Leptin isn’t the only major hormone that controls your appetite – there’s ghrelin too. Ghrelin might best be called the “hunger hormone.” It’s secreted by the lining of the stomach and small intestine and plays a role in controlling hunger on a short-term basis. When you haven’t eaten a meal for a while, ghrelin levels rise and they fall after eating. But ghrelin has a longer-term impact on weight control too. Research shows that ghrelin levels over a 24-hour period are higher after a person loses weight. That leads to an increase in appetite and makes it hard to avoid overeating. Ghrelin is another player that works against you when you’re trying to maintain your weight after losing it.
Hormones produced by your thyroid, T4 and T3 control your metabolic rate. T3 is the active form of thyroid hormone and it goes down with calorie restriction and after you’ve lost weight. As you might expect, this slows down your metabolic rate so you burn fewer calories. One reason thyroid hormone levels drop is your body adapts to a lower calorie diet by slowing down the rate it uses energy. That kind of adaptation can make your life harder.

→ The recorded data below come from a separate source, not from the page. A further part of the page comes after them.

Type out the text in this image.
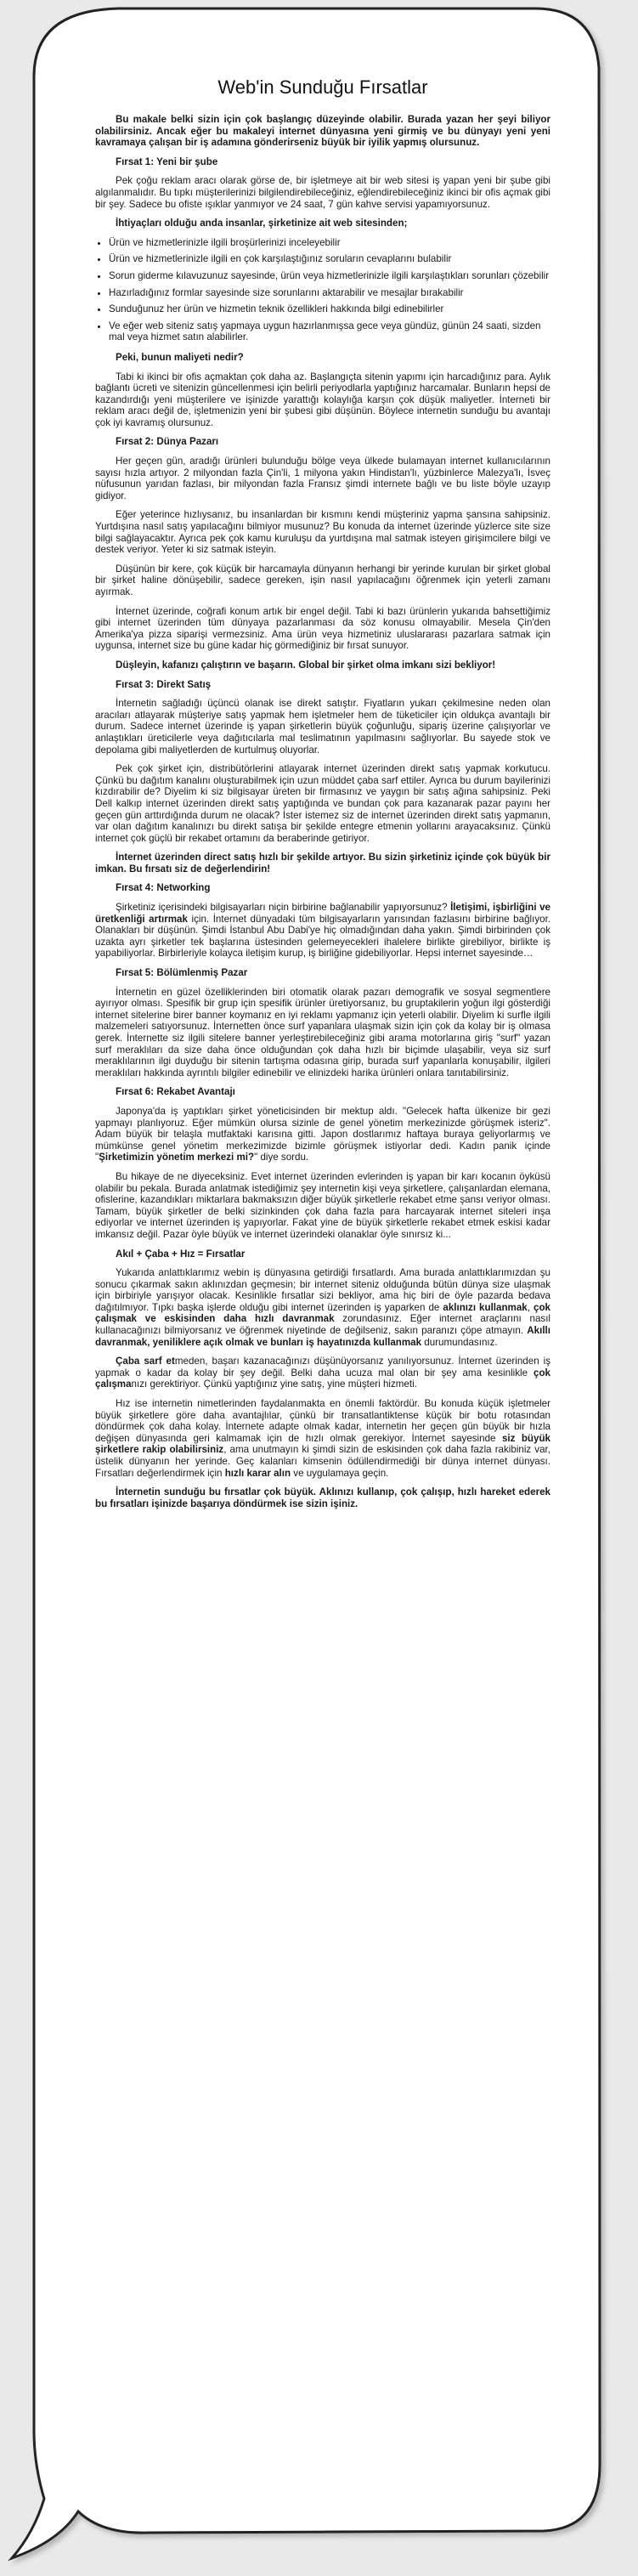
Web'in Sunduğu Fırsatlar

Bu makale belki sizin için çok başlangıç düzeyinde olabilir. Burada yazan her şeyi biliyor olabilirsiniz. Ancak eğer bu makaleyi internet dünyasına yeni girmiş ve bu dünyayı yeni yeni kavramaya çalışan bir iş adamına gönderirseniz büyük bir iyilik yapmış olursunuz.

Fırsat 1: Yeni bir şube

Pek çoğu reklam aracı olarak görse de, bir işletmeye ait bir web sitesi iş yapan yeni bir şube gibi algılanmalıdır. Bu tıpkı müşterilerinizi bilgilendirebileceğiniz, eğlendirebileceğiniz ikinci bir ofis açmak gibi bir şey. Sadece bu ofiste ışıklar yanmıyor ve 24 saat, 7 gün kahve servisi yapamıyorsunuz.

İhtiyaçları olduğu anda insanlar, şirketinize ait web sitesinden;

• Ürün ve hizmetlerinizle ilgili broşürlerinizi inceleyebilir
• Ürün ve hizmetlerinizle ilgili en çok karşılaştığınız soruların cevaplarını bulabilir
• Sorun giderme kılavuzunuz sayesinde, ürün veya hizmetlerinizle ilgili karşılaştıkları sorunları çözebilir
• Hazırladığınız formlar sayesinde size sorunlarını aktarabilir ve mesajlar bırakabilir
• Sunduğunuz her ürün ve hizmetin teknik özellikleri hakkında bilgi edinebilirler
• Ve eğer web siteniz satış yapmaya uygun hazırlanmışsa gece veya gündüz, günün 24 saati, sizden mal veya hizmet satın alabilirler.

Peki, bunun maliyeti nedir?

Tabi ki ikinci bir ofis açmaktan çok daha az. Başlangıçta sitenin yapımı için harcadığınız para. Aylık bağlantı ücreti ve sitenizin güncellenmesi için belirli periyodlarla yaptığınız harcamalar. Bunların hepsi de kazandırdığı yeni müşterilere ve işinizde yarattığı kolaylığa karşın çok düşük maliyetler. İnterneti bir reklam aracı değil de, işletmenizin yeni bir şubesi gibi düşünün. Böylece internetin sunduğu bu avantajı çok iyi kavramış olursunuz.

Fırsat 2: Dünya Pazarı

Her geçen gün, aradığı ürünleri bulunduğu bölge veya ülkede bulamayan internet kullanıcılarının sayısı hızla artıyor. 2 milyondan fazla Çin'li, 1 milyona yakın Hindistan'lı, yüzbinlerce Malezya'lı, İsveç nüfusunun yarıdan fazlası, bir milyondan fazla Fransız şimdi internete bağlı ve bu liste böyle uzayıp gidiyor.

Eğer yeterince hızlıysanız, bu insanlardan bir kısmını kendi müşteriniz yapma şansına sahipsiniz. Yurtdışına nasıl satış yapılacağını bilmiyor musunuz? Bu konuda da internet üzerinde yüzlerce site size bilgi sağlayacaktır. Ayrıca pek çok kamu kuruluşu da yurtdışına mal satmak isteyen girişimcilere bilgi ve destek veriyor. Yeter ki siz satmak isteyin.

Düşünün bir kere, çok küçük bir harcamayla dünyanın herhangi bir yerinde kurulan bir şirket global bir şirket haline dönüşebilir, sadece gereken, işin nasıl yapılacağını öğrenmek için yeterli zamanı ayırmak.

İnternet üzerinde, coğrafi konum artık bir engel değil. Tabi ki bazı ürünlerin yukarıda bahsettiğimiz gibi internet üzerinden tüm dünyaya pazarlanması da söz konusu olmayabilir. Mesela Çin'den Amerika'ya pizza siparişi vermezsiniz. Ama ürün veya hizmetiniz uluslararası pazarlara satmak için uygunsa, internet size bu güne kadar hiç görmediğiniz bir fırsat sunuyor.

Düşleyin, kafanızı çalıştırın ve başarın. Global bir şirket olma imkanı sizi bekliyor!

Fırsat 3: Direkt Satış

İnternetin sağladığı üçüncü olanak ise direkt satıştır. Fiyatların yukarı çekilmesine neden olan aracıları atlayarak müşteriye satış yapmak hem işletmeler hem de tüketiciler için oldukça avantajlı bir durum. Sadece internet üzerinde iş yapan şirketlerin büyük çoğunluğu, sipariş üzerine çalışıyorlar ve anlaştıkları üreticilerle veya dağıtıcılarla mal teslimatının yapılmasını sağlıyorlar. Bu sayede stok ve depolama gibi maliyetlerden de kurtulmuş oluyorlar.

Pek çok şirket için, distribütörlerini atlayarak internet üzerinden direkt satış yapmak korkutucu. Çünkü bu dağıtım kanalını oluşturabilmek için uzun müddet çaba sarf ettiler. Ayrıca bu durum bayilerinizi kızdırabilir de? Diyelim ki siz bilgisayar üreten bir firmasınız ve yaygın bir satış ağına sahipsiniz. Peki Dell kalkıp internet üzerinden direkt satış yaptığında ve bundan çok para kazanarak pazar payını her geçen gün arttırdığında durum ne olacak? İster istemez siz de internet üzerinden direkt satış yapmanın, var olan dağıtım kanalınızı bu direkt satışa bir şekilde entegre etmenin yollarını arayacaksınız. Çünkü internet çok güçlü bir rekabet ortamını da beraberinde getiriyor.

İnternet üzerinden direct satış hızlı bir şekilde artıyor. Bu sizin şirketiniz içinde çok büyük bir imkan. Bu fırsatı siz de değerlendirin!

Fırsat 4: Networking

Şirketiniz içerisindeki bilgisayarları niçin birbirine bağlanabilir yapıyorsunuz? İletişimi, işbirliğini ve üretkenliği artırmak için. İnternet dünyadaki tüm bilgisayarların yarısından fazlasını birbirine bağlıyor. Olanakları bir düşünün. Şimdi İstanbul Abu Dabi'ye hiç olmadığından daha yakın. Şimdi birbirinden çok uzakta ayrı şirketler tek başlarına üstesinden gelemeyecekleri ihalelere birlikte girebiliyor, birlikte iş yapabiliyorlar. Birbirleriyle kolayca iletişim kurup, iş birliğine gidebiliyorlar. Hepsi internet sayesinde…

Fırsat 5: Bölümlenmiş Pazar

İnternetin en güzel özelliklerinden biri otomatik olarak pazarı demografik ve sosyal segmentlere ayırıyor olması. Spesifik bir grup için spesifik ürünler üretiyorsanız, bu gruptakilerin yoğun ilgi gösterdiği internet sitelerine birer banner koymanız en iyi reklamı yapmanız için yeterli olabilir. Diyelim ki surfle ilgili malzemeleri satıyorsunuz. İnternetten önce surf yapanlara ulaşmak sizin için çok da kolay bir iş olmasa gerek. İnternette siz ilgili sitelere banner yerleştirebileceğiniz gibi arama motorlarına giriş "surf" yazan surf meraklıları da size daha önce olduğundan çok daha hızlı bir biçimde ulaşabilir, veya siz surf meraklılarının ilgi duyduğu bir sitenin tartışma odasına girip, burada surf yapanlarla konuşabilir, ilgileri meraklıları hakkında ayrıntılı bilgiler edinebilir ve elinizdeki harika ürünleri onlara tanıtabilirsiniz.

Fırsat 6: Rekabet Avantajı

Japonya'da iş yaptıkları şirket yöneticisinden bir mektup aldı. "Gelecek hafta ülkenize bir gezi yapmayı planlıyoruz. Eğer mümkün olursa sizinle de genel yönetim merkezinizde görüşmek isteriz". Adam büyük bir telaşla mutfaktaki karısına gitti. Japon dostlarımız haftaya buraya geliyorlarmış ve mümkünse genel yönetim merkezimizde bizimle görüşmek istiyorlar dedi. Kadın panik içinde "Şirketimizin yönetim merkezi mi?" diye sordu.

Bu hikaye de ne diyeceksiniz. Evet internet üzerinden evlerinden iş yapan bir karı kocanın öyküsü olabilir bu pekala. Burada anlatmak istediğimiz şey internetin kişi veya şirketlere, çalışanlardan elemana, ofislerine, kazandıkları miktarlara bakmaksızın diğer büyük şirketlerle rekabet etme şansı veriyor olması. Tamam, büyük şirketler de belki sizinkinden çok daha fazla para harcayarak internet siteleri inşa ediyorlar ve internet üzerinden iş yapıyorlar. Fakat yine de büyük şirketlerle rekabet etmek eskisi kadar imkansız değil. Pazar öyle büyük ve internet üzerindeki olanaklar öyle sınırsız ki...

Akıl + Çaba + Hız = Fırsatlar

Yukarıda anlattıklarımız webin iş dünyasına getirdiği fırsatlardı. Ama burada anlattıklarımızdan şu sonucu çıkarmak sakın aklınızdan geçmesin; bir internet siteniz olduğunda bütün dünya size ulaşmak için birbiriyle yarışıyor olacak. Kesinlikle fırsatlar sizi bekliyor, ama hiç biri de öyle pazarda bedava dağıtılmıyor. Tıpkı başka işlerde olduğu gibi internet üzerinden iş yaparken de aklınızı kullanmak, çok çalışmak ve eskisinden daha hızlı davranmak zorundasınız. Eğer internet araçlarını nasıl kullanacağınızı bilmiyorsanız ve öğrenmek niyetinde de değilseniz, sakın paranızı çöpe atmayın. Akıllı davranmak, yeniliklere açık olmak ve bunları iş hayatınızda kullanmak durumundasınız.

Çaba sarf etmeden, başarı kazanacağınızı düşünüyorsanız yanılıyorsunuz. İnternet üzerinden iş yapmak o kadar da kolay bir şey değil. Belki daha ucuza mal olan bir şey ama kesinlikle çok çalışmanızı gerektiriyor. Çünkü yaptığınız yine satış, yine müşteri hizmeti.

Hız ise internetin nimetlerinden faydalanmakta en önemli faktördür. Bu konuda küçük işletmeler büyük şirketlere göre daha avantajlılar, çünkü bir transatlantiktense küçük bir botu rotasından döndürmek çok daha kolay. İnternete adapte olmak kadar, internetin her geçen gün büyük bir hızla değişen dünyasında geri kalmamak için de hızlı olmak gerekiyor. İnternet sayesinde siz büyük şirketlere rakip olabilirsiniz, ama unutmayın ki şimdi sizin de eskisinden çok daha fazla rakibiniz var, üstelik dünyanın her yerinde. Geç kalanları kimsenin ödüllendirmediği bir dünya internet dünyası. Fırsatları değerlendirmek için hızlı karar alın ve uygulamaya geçin.

İnternetin sunduğu bu fırsatlar çok büyük. Aklınızı kullanıp, çok çalışıp, hızlı hareket ederek bu fırsatları işinizde başarıya döndürmek ise sizin işiniz.
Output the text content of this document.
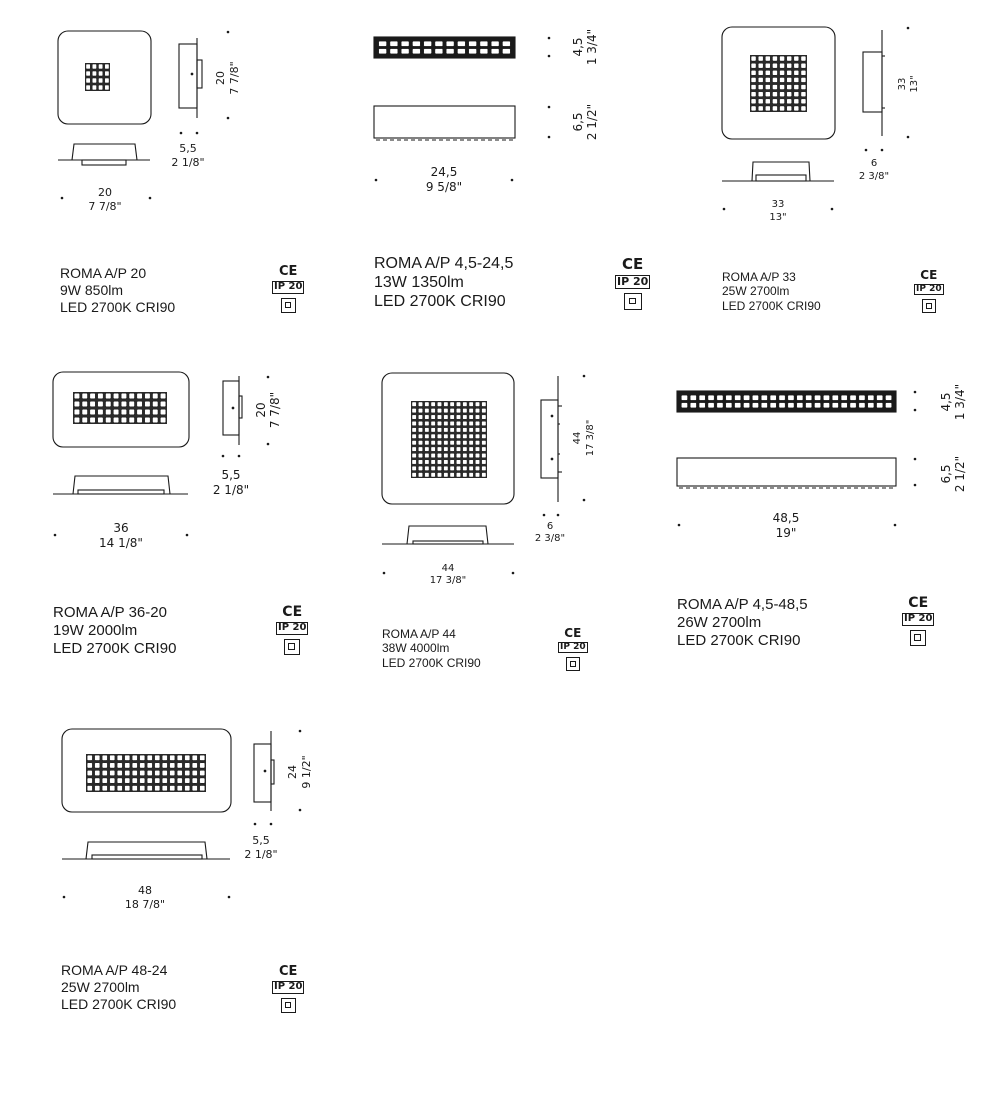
20 7 7/8"
5,5
2 1/8"
20
7 7/8"
ROMA A/P 20
9W 850lm
LED 2700K CRI90
CE
IP 20
4,5 1 3/4"
6,5 2 1/2"
24,5
9 5/8"
ROMA A/P 4,5-24,5
13W 1350lm
LED 2700K CRI90
CE
IP 20
33 13"
6
2 3/8"
33
13"
ROMA A/P 33
25W 2700lm
LED 2700K CRI90
CE
IP 20
20 7 7/8"
5,5
2 1/8"
36
14 1/8"
ROMA A/P 36-20
19W 2000lm
LED 2700K CRI90
CE
IP 20
44 17 3/8"
6
2 3/8"
44
17 3/8"
ROMA A/P 44
38W 4000lm
LED 2700K CRI90
CE
IP 20
4,5 1 3/4"
6,5 2 1/2"
48,5
19"
ROMA A/P 4,5-48,5
26W 2700lm
LED 2700K CRI90
CE
IP 20
24 9 1/2"
5,5
2 1/8"
48
18 7/8"
ROMA A/P 48-24
25W 2700lm
LED 2700K CRI90
CE
IP 20
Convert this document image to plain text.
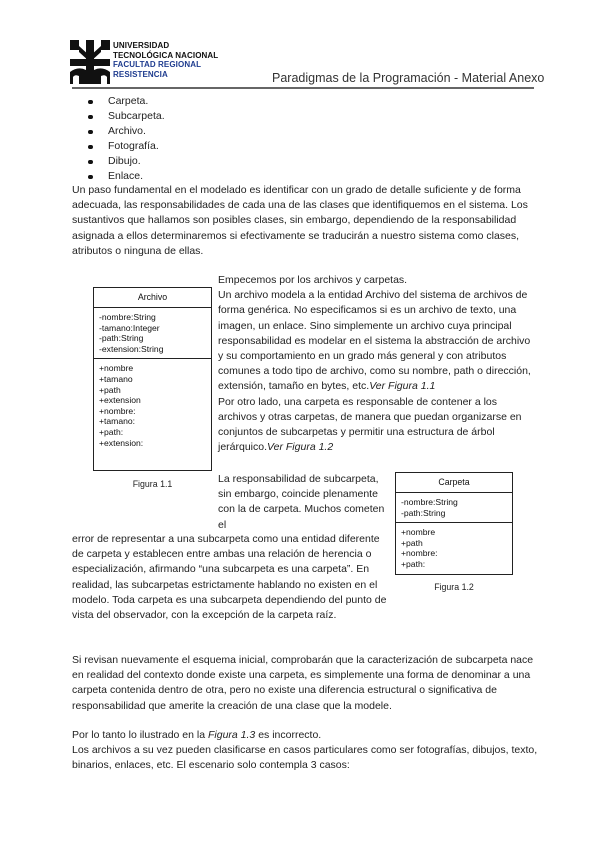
UNIVERSIDAD
TECNOLÓGICA NACIONAL
FACULTAD REGIONAL
RESISTENCIA	Paradigmas de la Programación - Material Anexo
Carpeta.
Subcarpeta.
Archivo.
Fotografía.
Dibujo.
Enlace.

Un paso fundamental en el modelado es identificar con un grado de detalle suficiente y de forma adecuada, las responsabilidades de cada una de las clases que identifiquemos en el sistema. Los sustantivos que hallamos son posibles clases, sin embargo, dependiendo de la responsabilidad asignada a ellos determinaremos si efectivamente se traducirán a nuestro sistema como clases, atributos o ninguna de ellas.

Archivo
-nombre:String
-tamano:Integer
-path:String
-extension:String
+nombre
+tamano
+path
+extension
+nombre:
+tamano:
+path:
+extension:
Figura 1.1
Empecemos por los archivos y carpetas.
Un archivo modela a la entidad Archivo del sistema de archivos de forma genérica. No especificamos si es un archivo de texto, una imagen, un enlace. Sino simplemente un archivo cuya principal responsabilidad es modelar en el sistema la abstracción de archivo y su comportamiento en un grado más general y con atributos comunes a todo tipo de archivo, como su nombre, path o dirección, extensión, tamaño en bytes, etc.Ver Figura 1.1
Por otro lado, una carpeta es responsable de contener a los archivos y otras carpetas, de manera que puedan organizarse en conjuntos de subcarpetas y permitir una estructura de árbol jerárquico.Ver Figura 1.2

La responsabilidad de subcarpeta, sin embargo, coincide plenamente con la de carpeta. Muchos cometen el

Carpeta
-nombre:String
-path:String
+nombre
+path
+nombre:
+path:
Figura 1.2

error de representar a una subcarpeta como una entidad diferente de carpeta y establecen entre ambas una relación de herencia o especialización, afirmando “una subcarpeta es una carpeta”. En realidad, las subcarpetas estrictamente hablando no existen en el modelo. Toda carpeta es una subcarpeta dependiendo del punto de vista del observador, con la excepción de la carpeta raíz.

Si revisan nuevamente el esquema inicial, comprobarán que la caracterización de subcarpeta nace en realidad del contexto donde existe una carpeta, es simplemente una forma de denominar a una carpeta contenida dentro de otra, pero no existe una diferencia estructural o significativa de responsabilidad que amerite la creación de una clase que la modele.

Por lo tanto lo ilustrado en la Figura 1.3 es incorrecto.
Los archivos a su vez pueden clasificarse en casos particulares como ser fotografías, dibujos, texto, binarios, enlaces, etc. El escenario solo contempla 3 casos:
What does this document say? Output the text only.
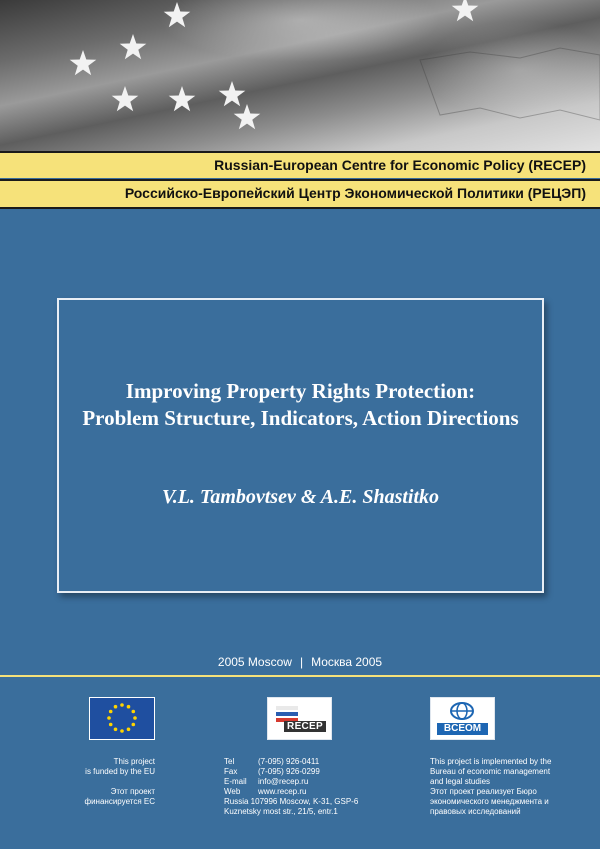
Russian-European Centre for Economic Policy (RECEP)
Российско-Европейский Центр Экономической Политики (РЕЦЭП)
Improving Property Rights Protection:
Problem Structure, Indicators, Action Directions
V.L. Tambovtsev & A.E. Shastitko
2005 Moscow | Москва 2005
RECEP	BCEOM
This project
is funded by the EU
Этот проект
финансируется ЕС
Tel	(7-095) 926-0411
Fax	(7-095) 926-0299
E-mail info@recep.ru
Web www.recep.ru
Russia 107996 Moscow, K-31, GSP-6
Kuznetsky most str., 21/5, entr.1
This project is implemented by the
Bureau of economic management
and legal studies
Этот проект реализует Бюро
экономического менеджмента и
правовых исследований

A study showed another possible reason thyroid hormone levels drop after weight loss. You have toxins safely sequestered inside your adipose tissue. Here, it’s stored without harming your body. When you lose body fat, these toxins are released into the bloodstream. Researchers found that organochloride compounds released from fat cells with weight loss seem to decrease levels of T3, the active form of thyroid hormone. This causes a drop in metabolic rate that makes it easier to regain the weight you worked so hard to lose.
How Do You Fight Your Hormones?
Even though appetite hormones like leptin and ghrelin make it more difficult to control your appetite, you’re still in control. The best-kept secret for weight maintenance is exercise – both aerobic and resistance training. Research consistently shows that people who exercise are more successful at maintaining a lower weight once they lose it. When you resistance train you get the added benefit of increasing your lean body mass. This helps to offset any slowdown in metabolism as a result of the weight loss. Some studies also show that exercise helps with appetite control, especially high-intensity exercise.
Here’s another suggestion. Keep a food journal so you become aware of mindless eating and snacking. It’s easy to let down your guard after you’ve reached your goal weight and go back to your old eating habits. As a result, the pounds slowly creep back on.
It’s also important to weigh twice a week, first thing in the morning, and make modifications to your diet based on your weight. Take a proactive approach – respond quickly to weight changes, exercise regularly and keep a food journal to keep you on track. You can be a successful loser and keep it off. It takes discipline, motivation, and self-awareness but it’s worth it.